Putting enough on their plates
On Milton Friedman, free school lunches, and the nasty problem of food insecurity
In most cases, the kinds of social safety-net interventions that do the most good are the ones that maximize the freedom that individuals have to make their own choices. For instance: While it isn't the only answer, one step that could do considerable good for ensuring access to affordable shelter is for local authorities to stay out of the micromanagement of housing. Zoning reforms that stay out of the way of multifamily construction would do a lot of good for making shelter more affordable in many places.
■ Similarly, when trying to lift people out of poverty, direct cash payments and simple transfers like the Earned Income Tax Credit support personal freedom and allow the recipients to concentrate on those priorities that matter most to them. In general: the simpler, the better. In approving of the principle of a negative income tax (like the EITC), Milton Friedman argued, "The heart of the liberal philosophy is a belief in the dignity of the individual, in his freedom to make the most of his capacities and opportunities according to his own lights, subject only to the proviso that he not interfere with the freedom of other individuals to do the same."
■ Perhaps the (partial) exception that best supports the rule comes from a real-world experiment which is soon to expire: The significant expansion of free school meal programs, funded by the US Department of Agriculture. As a means of responding to the closure of schools and the consequential disappearance of congregate meal settings (kids can't eat in the school lunch room if schools are closed), the changes first implemented in 2020 allowed schools to revise and expand their meal programs.
■ The exception is only partial, of course: Relaxing some of the restrictions on things like meal delivery and portioning actually deregulated the program from the Federal level and gave local administrators more freedom to act as they saw most prudent. On the other hand, funding food specifically, and for the specific population of school-aged children, is the part that runs contrary to targeting the safety net to the people most in need and doing so with cash or the closest things to it.
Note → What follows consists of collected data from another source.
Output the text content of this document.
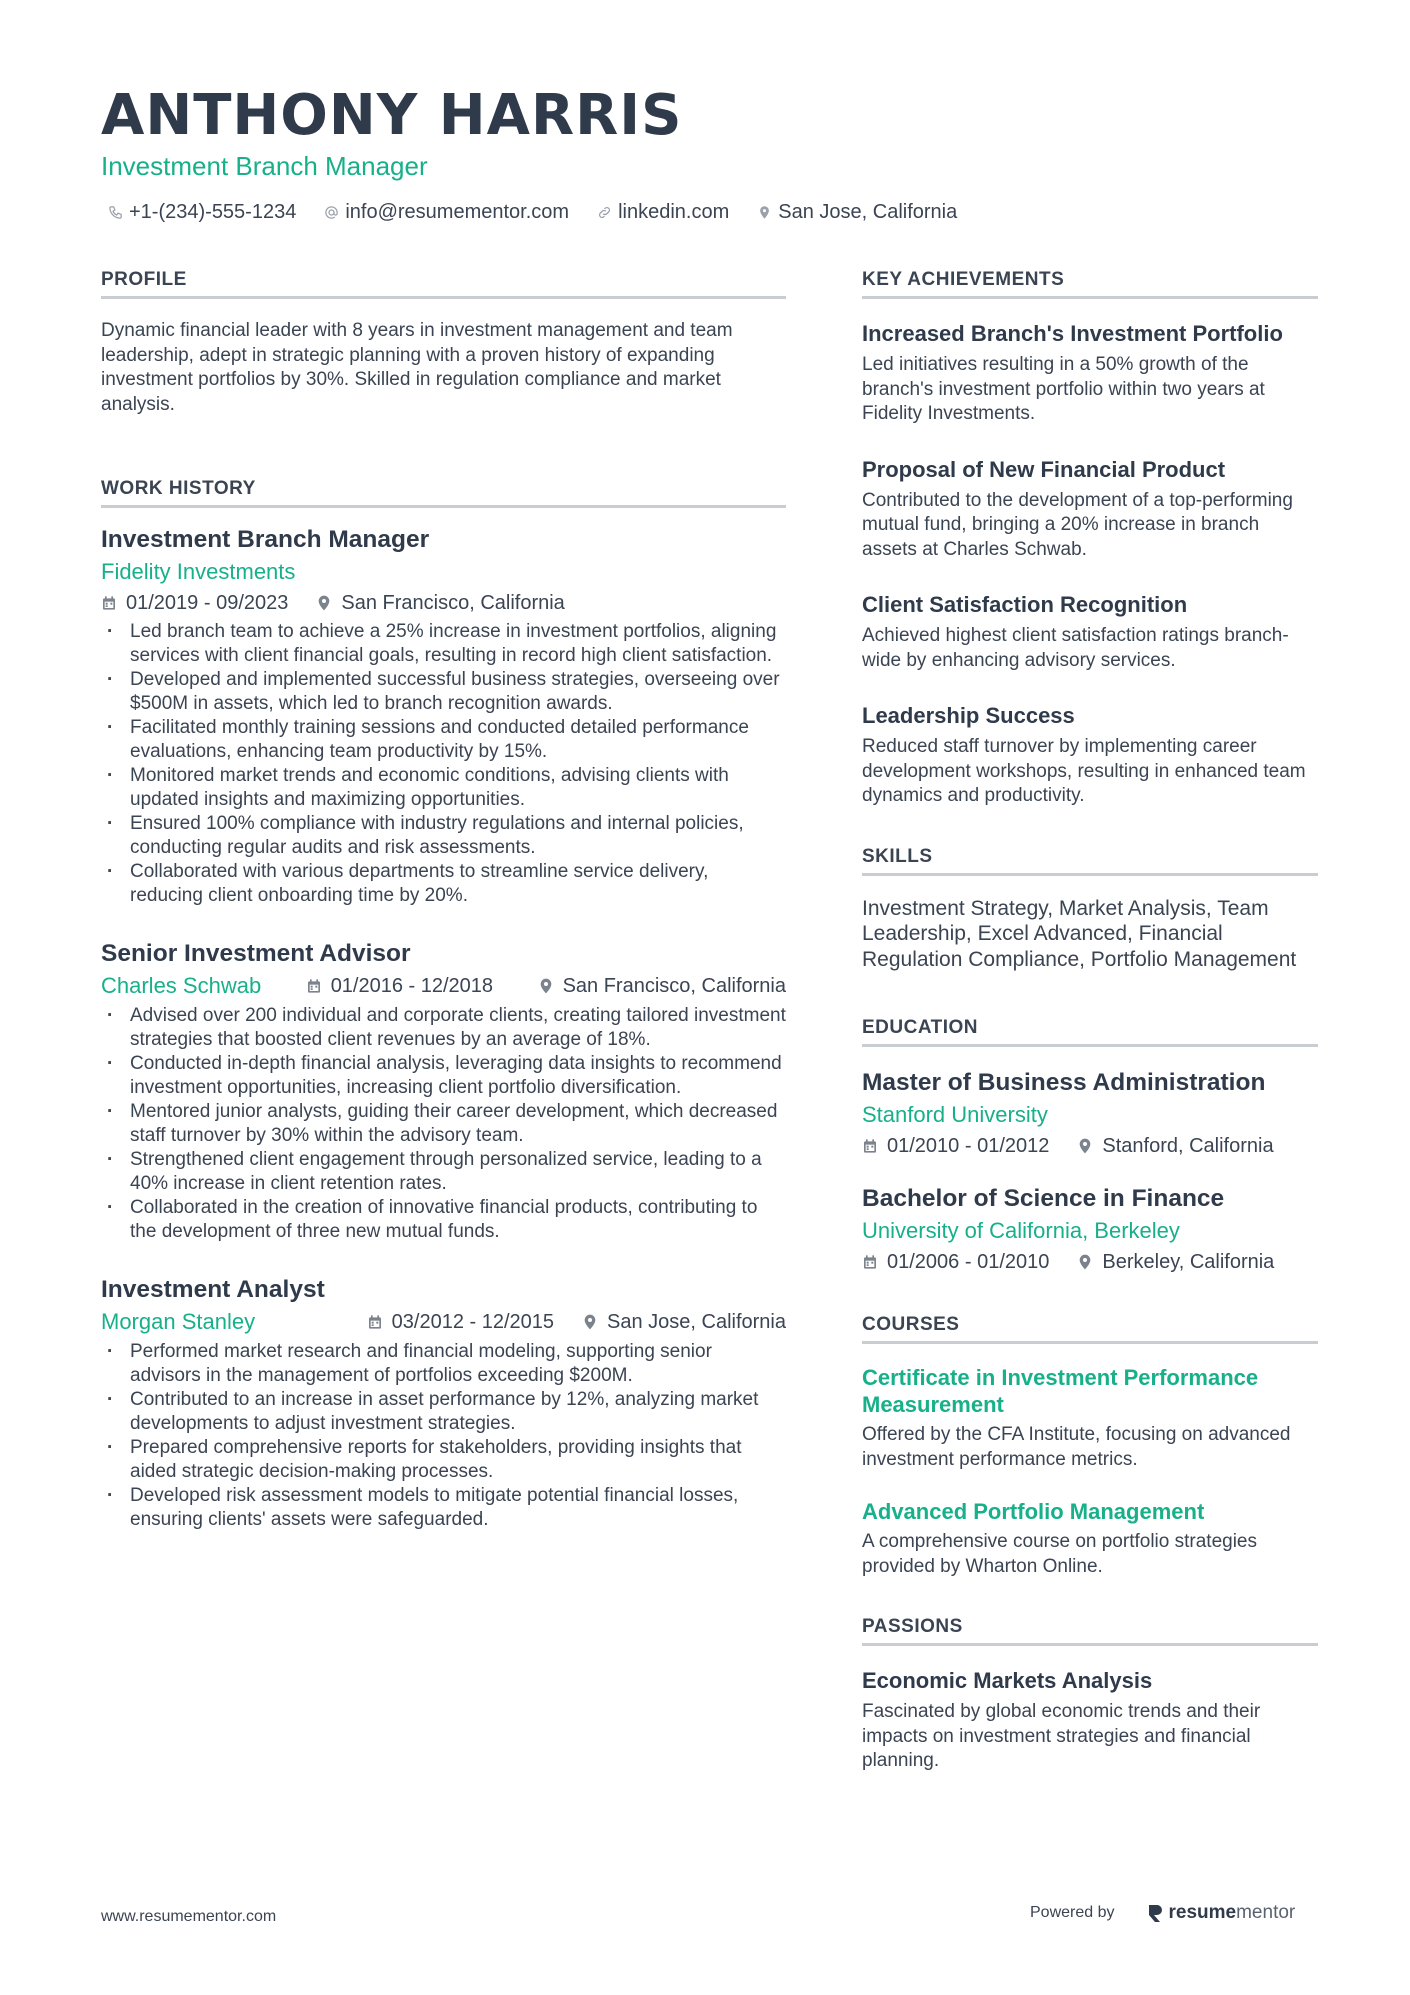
ANTHONY HARRIS
Investment Branch Manager
+1-(234)-555-1234 info@resumementor.com linkedin.com San Jose, California
PROFILE

Dynamic financial leader with 8 years in investment management and team leadership, adept in strategic planning with a proven history of expanding investment portfolios by 30%. Skilled in regulation compliance and market analysis.

WORK HISTORY
Investment Branch Manager
Fidelity Investments
01/2019 - 09/2023	San Francisco, California
· Led branch team to achieve a 25% increase in investment portfolios, aligning services with client financial goals, resulting in record high client satisfaction.
· Developed and implemented successful business strategies, overseeing over $500M in assets, which led to branch recognition awards.
· Facilitated monthly training sessions and conducted detailed performance evaluations, enhancing team productivity by 15%.
· Monitored market trends and economic conditions, advising clients with updated insights and maximizing opportunities.
· Ensured 100% compliance with industry regulations and internal policies, conducting regular audits and risk assessments.
· Collaborated with various departments to streamline service delivery, reducing client onboarding time by 20%.
Senior Investment Advisor
Charles Schwab	01/2016 - 12/2018	San Francisco, California
· Advised over 200 individual and corporate clients, creating tailored investment strategies that boosted client revenues by an average of 18%.
· Conducted in-depth financial analysis, leveraging data insights to recommend investment opportunities, increasing client portfolio diversification.
· Mentored junior analysts, guiding their career development, which decreased staff turnover by 30% within the advisory team.
· Strengthened client engagement through personalized service, leading to a 40% increase in client retention rates.
· Collaborated in the creation of innovative financial products, contributing to the development of three new mutual funds.
Investment Analyst
Morgan Stanley	03/2012 - 12/2015	San Jose, California
· Performed market research and financial modeling, supporting senior advisors in the management of portfolios exceeding $200M.
· Contributed to an increase in asset performance by 12%, analyzing market developments to adjust investment strategies.
· Prepared comprehensive reports for stakeholders, providing insights that aided strategic decision-making processes.
· Developed risk assessment models to mitigate potential financial losses, ensuring clients' assets were safeguarded.
KEY ACHIEVEMENTS
Increased Branch's Investment Portfolio

Led initiatives resulting in a 50% growth of the branch's investment portfolio within two years at Fidelity Investments.

Proposal of New Financial Product

Contributed to the development of a top-performing mutual fund, bringing a 20% increase in branch assets at Charles Schwab.

Client Satisfaction Recognition

Achieved highest client satisfaction ratings branch-wide by enhancing advisory services.

Leadership Success

Reduced staff turnover by implementing career development workshops, resulting in enhanced team dynamics and productivity.

SKILLS

Investment Strategy, Market Analysis, Team Leadership, Excel Advanced, Financial Regulation Compliance, Portfolio Management

EDUCATION
Master of Business Administration
Stanford University
01/2010 - 01/2012	Stanford, California
Bachelor of Science in Finance
University of California, Berkeley
01/2006 - 01/2010	Berkeley, California
COURSES
Certificate in Investment Performance Measurement

Offered by the CFA Institute, focusing on advanced investment performance metrics.

Advanced Portfolio Management

A comprehensive course on portfolio strategies provided by Wharton Online.

PASSIONS
Economic Markets Analysis

Fascinated by global economic trends and their impacts on investment strategies and financial planning.

www.resumementor.com	Powered by	resume mentor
■ But if there is one population a society should be willing to serve most generously, it is children -- as they neither made the choice to be born, nor have much if any control over their material circumstances. And nutrition in particular is, aside from water and shelter, as basic a physiological need as they come.
■ Obviously, universally free school meals aren't targeted by incomes, meaning many children from families that can afford healthy food will receive benefits for which they are not "in need", in the conventional sense. But making meal programs universal simplifies bureaucratic oversight and maximizes access by taking away both the paperwork burdens for parents and the stigma that can be associated with receiving free or reduced-price lunches.
■ Kids are influenced by social pressures, and eliminating the payment process removes barriers to getting food into the bellies of kids who might go hungry. Moreover, getting children fed through school nutrition programs ensures that food cannot be withheld from them by malicious or negligent parents -- while also alleviating some of the difficulty that some parents may have in finding and preparing an adequately nutritious diet at home. Food deserts remain a thorny problem, and accountable programs for child nutrition can help overcome some of the gaps in food access that kids might otherwise experience.
■ Seen as a tool for reducing regulatory and social obstacles to child welfare, in much the same way that direct cash transfers to adults help reduce the "high price of being poor", universal free-meal programs in schools deserve to be assessed as a well-targeted, well-justified exception to an otherwise maximally laissez-faire social safety net.